Depending on the night, the trio is completed by one of two drummers: Kyle Honeycutt on Saturday, Jim Orso on Friday. "Kyle is a more mellow player, quieter," Stone says. "He has a real nice, relaxed Billy Higgins style. Jim's more driving, almost an older style, more bebop, with a little more Elvin Jones." "He has so much energy," Rickard adds, "and he's learning stuff so fast that he's always growing. He's gotten more energetic, more polyrhythmic over the last year." At age 22, Orso has also gone from playing in a high-school heavy-metal band called Vendetta to becoming a regular with some of the most adventurous musicians on the scene, including Rob Block, Paul DeMarinis and Dave Eubanks.

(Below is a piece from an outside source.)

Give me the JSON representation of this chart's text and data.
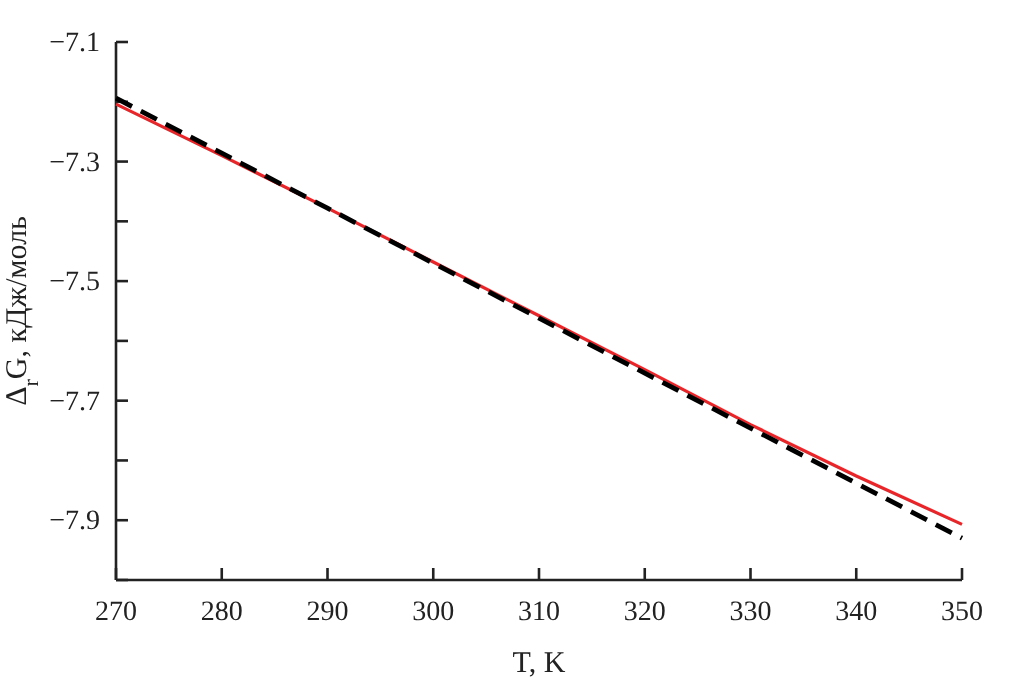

Part of what's so remarkable about the improvisational art of this sometime trio, sometime quartet, sometime jam session, is the way it directs some pretty abstract sounds -- harmonies are suggested, melodies smeared -- into an experience that's no more abstract than the deepest feelings, those emotions we know are true because we couldn't begin to plan or define them. But rather than torch design altogether -- though Stone does just that on his free-jazz gigs every other Wednesday at Mangia -- these weekend outings test the way freedom and form complement, even need, each other. "I don't have a problem keeping the form, as they say," Stone explains. "The form doesn't have to get elongated or crunched. Sometimes it gets pretty crazy, but maybe in our minds there's a certain distaste for groups that play jazz and on every solo the sax player has an aneurysm while the group's playing "Bye Bye Blackbird,' and so it's like they're playing to the audience in a way that's lower than they're capable."

For Markowitz, the music is, finally, a way of listening: "Jazz only makes sense when people are listening closely to each other. The best jazz is when the members of the group seem to be telepathic, listening so close, knowing each other so well. The longer I play with this group, and the more I get to know them as people, the better it gets."